President John Magufuli urged calm in the East African country with a history of deadly maritime disasters. And a criminal investigation began.
The MV Nyerere's capacity was 101 people but the ferry had been overloaded when it capsized Thursday afternoon, the government's Chief Secretary John Kijazi told reporters. He said those responsible will face charges.
At least 40 people had been rescued, he said, but the number on Friday barely rose. Dozens of security forces and volunteers wearing gloves and face masks had resumed work at daybreak after suspending efforts overnight, hauling bodies into wooden boats.
"More than 200 people are feared dead," based on accounts from fishermen and other witnesses, because passengers had been returning from a busy market day, Tanzania Red Cross spokeswoman Godfrida Jola told The Associated Press. "But no one knows" just how many people were on board.

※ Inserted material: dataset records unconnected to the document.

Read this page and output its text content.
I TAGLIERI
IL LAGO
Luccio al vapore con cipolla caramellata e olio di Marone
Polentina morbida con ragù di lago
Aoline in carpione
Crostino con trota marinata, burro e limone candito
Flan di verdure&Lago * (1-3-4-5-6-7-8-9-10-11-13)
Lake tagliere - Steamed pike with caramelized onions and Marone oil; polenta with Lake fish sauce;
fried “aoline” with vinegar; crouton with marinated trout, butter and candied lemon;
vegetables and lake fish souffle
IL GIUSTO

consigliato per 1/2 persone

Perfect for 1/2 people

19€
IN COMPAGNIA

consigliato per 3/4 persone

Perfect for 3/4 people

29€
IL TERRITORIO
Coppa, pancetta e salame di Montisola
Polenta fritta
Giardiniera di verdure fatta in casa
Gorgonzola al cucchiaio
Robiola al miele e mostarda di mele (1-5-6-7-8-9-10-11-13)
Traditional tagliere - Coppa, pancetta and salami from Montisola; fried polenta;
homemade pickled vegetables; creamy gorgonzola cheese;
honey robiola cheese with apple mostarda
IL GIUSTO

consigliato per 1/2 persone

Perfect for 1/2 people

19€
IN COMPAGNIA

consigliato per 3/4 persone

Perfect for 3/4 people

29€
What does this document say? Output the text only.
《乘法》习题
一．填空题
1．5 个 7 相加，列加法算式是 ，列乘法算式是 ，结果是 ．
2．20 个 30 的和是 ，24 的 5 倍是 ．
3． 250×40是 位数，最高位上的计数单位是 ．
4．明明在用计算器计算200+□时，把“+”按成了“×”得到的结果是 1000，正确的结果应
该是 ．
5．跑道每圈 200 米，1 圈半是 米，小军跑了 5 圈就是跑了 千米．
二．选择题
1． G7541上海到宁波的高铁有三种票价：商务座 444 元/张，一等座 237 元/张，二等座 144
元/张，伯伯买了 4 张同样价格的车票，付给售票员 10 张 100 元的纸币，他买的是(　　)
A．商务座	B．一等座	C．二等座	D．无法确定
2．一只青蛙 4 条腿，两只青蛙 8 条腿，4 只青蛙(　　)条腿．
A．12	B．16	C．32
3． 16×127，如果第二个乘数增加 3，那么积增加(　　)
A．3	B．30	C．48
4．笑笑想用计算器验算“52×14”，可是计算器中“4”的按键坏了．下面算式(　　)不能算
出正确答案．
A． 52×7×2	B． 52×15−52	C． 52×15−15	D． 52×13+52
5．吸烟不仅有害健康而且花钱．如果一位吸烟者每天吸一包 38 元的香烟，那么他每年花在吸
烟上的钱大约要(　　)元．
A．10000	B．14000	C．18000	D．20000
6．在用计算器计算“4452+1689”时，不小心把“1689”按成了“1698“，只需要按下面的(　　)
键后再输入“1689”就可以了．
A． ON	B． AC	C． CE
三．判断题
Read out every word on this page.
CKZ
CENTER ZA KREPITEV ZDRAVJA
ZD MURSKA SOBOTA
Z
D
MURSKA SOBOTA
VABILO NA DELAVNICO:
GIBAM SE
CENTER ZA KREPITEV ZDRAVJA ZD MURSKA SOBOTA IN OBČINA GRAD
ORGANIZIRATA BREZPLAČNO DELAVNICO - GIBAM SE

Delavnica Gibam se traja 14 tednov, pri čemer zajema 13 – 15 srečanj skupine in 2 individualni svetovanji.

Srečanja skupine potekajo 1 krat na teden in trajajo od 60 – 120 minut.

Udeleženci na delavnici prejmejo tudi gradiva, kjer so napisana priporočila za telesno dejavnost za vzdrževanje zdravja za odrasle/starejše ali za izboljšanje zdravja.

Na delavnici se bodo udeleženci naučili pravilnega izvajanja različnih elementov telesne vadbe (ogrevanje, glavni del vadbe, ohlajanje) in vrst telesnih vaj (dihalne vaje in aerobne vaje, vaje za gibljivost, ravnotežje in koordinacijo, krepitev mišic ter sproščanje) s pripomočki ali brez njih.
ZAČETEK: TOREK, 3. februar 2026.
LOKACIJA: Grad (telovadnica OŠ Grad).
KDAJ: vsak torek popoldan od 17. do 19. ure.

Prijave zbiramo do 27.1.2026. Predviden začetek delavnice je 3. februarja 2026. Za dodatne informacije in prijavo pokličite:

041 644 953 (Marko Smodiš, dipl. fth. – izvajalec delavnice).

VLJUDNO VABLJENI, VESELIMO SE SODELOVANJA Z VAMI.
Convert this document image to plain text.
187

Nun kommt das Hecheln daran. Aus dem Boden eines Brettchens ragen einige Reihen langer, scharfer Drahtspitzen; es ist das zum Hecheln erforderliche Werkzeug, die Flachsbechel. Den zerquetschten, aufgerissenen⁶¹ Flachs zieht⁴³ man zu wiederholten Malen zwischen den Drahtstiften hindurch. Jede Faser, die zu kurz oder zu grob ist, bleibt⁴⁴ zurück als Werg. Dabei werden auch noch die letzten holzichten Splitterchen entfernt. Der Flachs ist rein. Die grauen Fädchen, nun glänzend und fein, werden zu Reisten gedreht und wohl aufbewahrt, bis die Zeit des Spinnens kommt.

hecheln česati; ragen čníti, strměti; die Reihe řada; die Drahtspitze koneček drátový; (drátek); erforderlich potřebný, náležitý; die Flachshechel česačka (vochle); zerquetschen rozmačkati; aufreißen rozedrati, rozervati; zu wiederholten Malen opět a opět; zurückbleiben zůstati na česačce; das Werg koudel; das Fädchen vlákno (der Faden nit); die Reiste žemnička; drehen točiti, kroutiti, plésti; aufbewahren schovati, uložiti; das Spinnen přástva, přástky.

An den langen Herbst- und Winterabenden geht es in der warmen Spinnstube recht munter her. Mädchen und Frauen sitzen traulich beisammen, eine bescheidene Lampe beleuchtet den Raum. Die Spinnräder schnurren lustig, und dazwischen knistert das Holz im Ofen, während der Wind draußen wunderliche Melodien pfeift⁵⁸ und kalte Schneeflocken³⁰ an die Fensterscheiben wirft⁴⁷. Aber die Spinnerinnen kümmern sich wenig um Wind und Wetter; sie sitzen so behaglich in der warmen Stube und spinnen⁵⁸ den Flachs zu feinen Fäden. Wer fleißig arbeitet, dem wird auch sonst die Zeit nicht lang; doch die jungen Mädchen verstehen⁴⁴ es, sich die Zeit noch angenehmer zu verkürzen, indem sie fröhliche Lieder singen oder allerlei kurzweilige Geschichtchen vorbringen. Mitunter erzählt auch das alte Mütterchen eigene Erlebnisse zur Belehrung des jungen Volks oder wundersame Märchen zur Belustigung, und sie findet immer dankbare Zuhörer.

Tanzanian ferries often carry hundreds of passengers and are overcrowded, and shifts in weight as people move to disembark can become deadly. Images from the scene showed the ferry's exposed underside not far from shore.
Bodies were lined up on plastic sheeting as hundreds of people pressed near the water's edge, watching the search efforts.
Pope Francis and a number of African leaders expressed shock and sorrow.
"His Holiness Pope Francis expresses his heartfelt solidarity with those who mourn the loss of their loved ones and who fear for the lives of those still missing," the condolence telegram said, according to the Vatican.
The MV Nyerere, named for the former president who led the East African nation to independence, was traveling between the islands of Ukara and Ukerewe when it sank, according to the government agency in charge of servicing the vessels.
Worried residents on Friday waited for any word of survivors.
"We try to make calls to friends, relatives," a local guide, Paschal Phares, told the AP. He recalled how crowded his trip on the aging ferry had been last month: "Most of us were standing up. It was full."
Accidents are often reported on the large freshwater lake surrounded by Tanzania, Kenya and Uganda. Some of the deadliest have occurred in Tanzania, where passenger boats are often said to be old and in poor condition.
In 1996, more than 800 people died when passenger and cargo ferry MV Bukoba sank on Lake Victoria.
Nearly 200 people died in 2011 when the MV Spice Islander I sank off Tanzania's Indian Ocean coast near Zanzibar.